If you go and look how to do this there are intuitive pictures and the computation reduces to 1) parameterize the 2d surface using 2 variables $(u,v)$ 2) compute some partial derivatives of the parameterization 3) wedge product them 4) take the dot product with $V$ 5) integrate in $u$ and $v$. At first this seems like magic but whoever is explaining the procedure draws a bunch of pictures to explain why this is reasonable and tries to convince you. Usually they eventually manage.

However this is only part of the story. You see, you have a map that inputs $V$(the vector field) and $S$ the surface and spits out a number. Furthermore this map is intuitively "continuous" in the sense that if you change $V$ a bit or $S$ a bit you do not expect the result to change too much. However if you try to prove this or explain this at any mathematical level, you run into trouble!!!

The reason is that the way you defined integrating the vector field DEPENDS on the parameterization, and worse, it depends on it at the first step of your procedure. If you have to membranes that are "close" how can you even think that their parameterizations be "close". You can't! Even the SAME surface can have drastically different parameterizations.

So clearly you need to abstract away the coordinates so you can talk about continuity, stability, perturbation.

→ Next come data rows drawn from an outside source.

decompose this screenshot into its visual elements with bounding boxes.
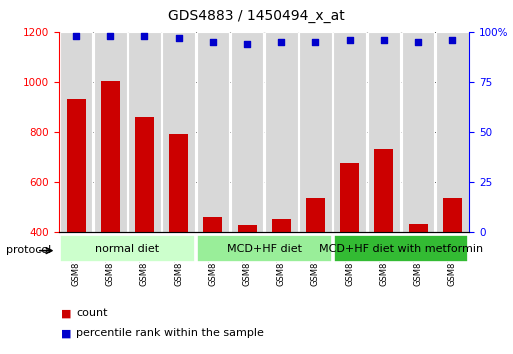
Bar: [60, 32, 92, 232]
Bar: [60, 235, 195, 262]
Bar: [368, 32, 400, 232]
Bar: [163, 32, 195, 232]
Text: count: count: [76, 308, 107, 318]
Bar: [135, 117, 154, 332]
Bar: [436, 32, 468, 232]
Bar: [333, 32, 366, 232]
Bar: [169, 133, 188, 332]
Bar: [306, 198, 325, 332]
Point: [243, 41, 251, 47]
Text: protocol: protocol: [6, 245, 51, 255]
Point: [380, 37, 388, 43]
Point: [346, 37, 354, 43]
Bar: [197, 235, 331, 262]
Bar: [409, 224, 427, 332]
Text: normal diet: normal diet: [95, 244, 160, 254]
Text: MCD+HF diet with metformin: MCD+HF diet with metformin: [319, 244, 483, 254]
Bar: [231, 32, 263, 232]
Point: [72, 33, 80, 39]
Point: [106, 33, 114, 39]
Text: ■: ■: [61, 308, 71, 318]
Bar: [443, 198, 462, 332]
Bar: [272, 219, 291, 332]
Point: [414, 39, 422, 45]
Point: [311, 39, 320, 45]
Bar: [101, 81, 120, 332]
Point: [448, 37, 457, 43]
Bar: [196, 32, 229, 232]
Bar: [265, 32, 298, 232]
Text: percentile rank within the sample: percentile rank within the sample: [76, 329, 264, 338]
Text: MCD+HF diet: MCD+HF diet: [227, 244, 302, 254]
Text: GDS4883 / 1450494_x_at: GDS4883 / 1450494_x_at: [168, 9, 345, 23]
Text: ■: ■: [61, 329, 71, 338]
Bar: [340, 163, 359, 332]
Bar: [204, 217, 222, 332]
Bar: [299, 32, 332, 232]
Bar: [374, 149, 393, 332]
Bar: [94, 32, 127, 232]
Bar: [128, 32, 161, 232]
Bar: [67, 99, 86, 332]
Point: [141, 33, 149, 39]
Bar: [402, 32, 435, 232]
Bar: [333, 235, 468, 262]
Bar: [238, 225, 256, 332]
Point: [277, 39, 285, 45]
Point: [209, 39, 217, 45]
Point: [174, 35, 183, 41]
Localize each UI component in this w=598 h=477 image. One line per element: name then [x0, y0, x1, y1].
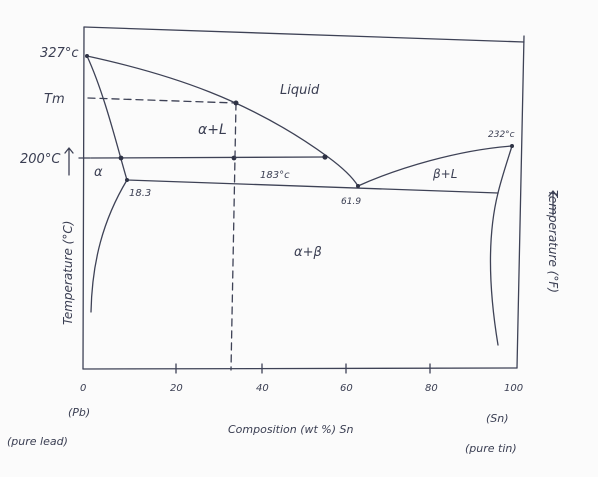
tick-label-100: 100 [504, 383, 523, 394]
tm-point [233, 100, 239, 106]
label-327c: 327°c [40, 46, 78, 61]
tick-label-80: 80 [425, 383, 438, 394]
right-axis-arrow [548, 190, 558, 216]
eutectic-isotherm [126, 179, 499, 194]
label-sn: (Sn) [486, 412, 509, 425]
tick-label-20: 20 [170, 383, 183, 394]
tie-point-alpha [118, 155, 124, 161]
label-pure-tin: (pure tin) [465, 442, 517, 455]
solvus-beta [489, 192, 499, 346]
solvus-alpha [90, 179, 128, 313]
solidus-beta [497, 145, 513, 194]
label-183c: 183°c [260, 170, 290, 181]
top-frame-line [83, 26, 525, 43]
label-18-3: 18.3 [129, 188, 151, 199]
label-200c: 200°C [20, 152, 61, 167]
label-alpha-plus-beta: α+β [294, 245, 322, 260]
tie-point-liquid [322, 154, 328, 160]
right-axis-title: Temperature (°F) [546, 190, 560, 293]
label-liquid: Liquid [280, 83, 320, 98]
label-61-9: 61.9 [341, 197, 361, 207]
left-axis-arrow [64, 147, 74, 176]
liquidus-alpha [86, 55, 359, 187]
left-axis-title: Temperature (°C) [61, 221, 75, 325]
solidus-alpha [86, 55, 128, 181]
tm-dashed-line [87, 97, 237, 104]
melting-point-sn [510, 144, 514, 148]
composition-axis [82, 367, 518, 370]
right-temperature-axis [516, 35, 525, 369]
tick-label-0: 0 [80, 383, 86, 394]
label-alpha-plus-liquid: α+L [198, 122, 227, 138]
label-tm: Tm [44, 92, 65, 107]
label-pb: (Pb) [68, 406, 90, 419]
melting-point-pb [85, 54, 89, 58]
label-pure-lead: (pure lead) [7, 435, 68, 448]
tie-line-200c [90, 156, 326, 159]
point-18-3 [125, 178, 129, 182]
left-temperature-axis [82, 26, 85, 370]
tick-label-60: 60 [340, 383, 353, 394]
label-beta-plus-liquid: β+L [432, 167, 457, 181]
composition-dashed-line [230, 102, 237, 371]
liquidus-beta [357, 145, 513, 187]
tie-point-overall [231, 155, 237, 161]
label-alpha: α [94, 165, 103, 180]
label-232c: 232°c [488, 130, 515, 140]
x-axis-title: Composition (wt %) Sn [228, 423, 354, 436]
tick-label-40: 40 [256, 383, 269, 394]
eutectic-point [356, 184, 360, 188]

Let us get back to abstract definitions. You know that you can integrate 2-forms on 2-manifolds (2d surfaces). You are used to having a 2-form DEFINED on a 2-manifold (so you don't really see the difference between integration and 2-forms). However we do know that we have this rather standard procedure of computing the flow of a vector field (1-form) through a 2-manifold (2d surface). How so? It seems that for whatever reason a vector field is ALSO a 2-form. And it is a 2-form just floating around R^3 in the same way a vector field (the velocity of water) exists independently of whether you are computing how much of it is flowing through a given surface.

So how is this the case? This is exactly an instance of Hodge duality. Since the ambient space $\R^3$ has a volume form (3-form) there is an intrinsic association from $k$ forms to $3-k$ forms (specifically, given a $k$ form the associated $3-k$ form is that unique $3-k$ form such that wedged with the original gives you the volume form).

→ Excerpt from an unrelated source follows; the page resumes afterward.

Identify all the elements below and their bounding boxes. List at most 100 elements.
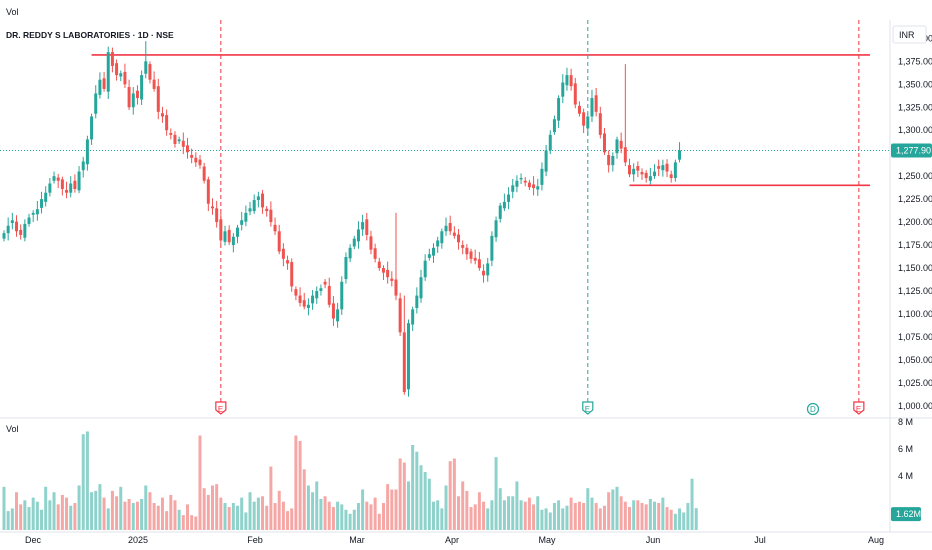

So there you go! Given a vector field you have an associated 2-form in $\R^3$ that is there, by itself, without needing any 2-manifold to justify its existence. In practice if $V=(V_x,V_y,V_z)$ then the two form is $V_x dy dz + V_y dz dx + V_z dx dy$.

And if by chance it encounters a 2d surface it can naturally be integrated through it. The Hodge duality above actually expresses in a very concise form the multiple points on HOW to compute the flow (the procedure we started with).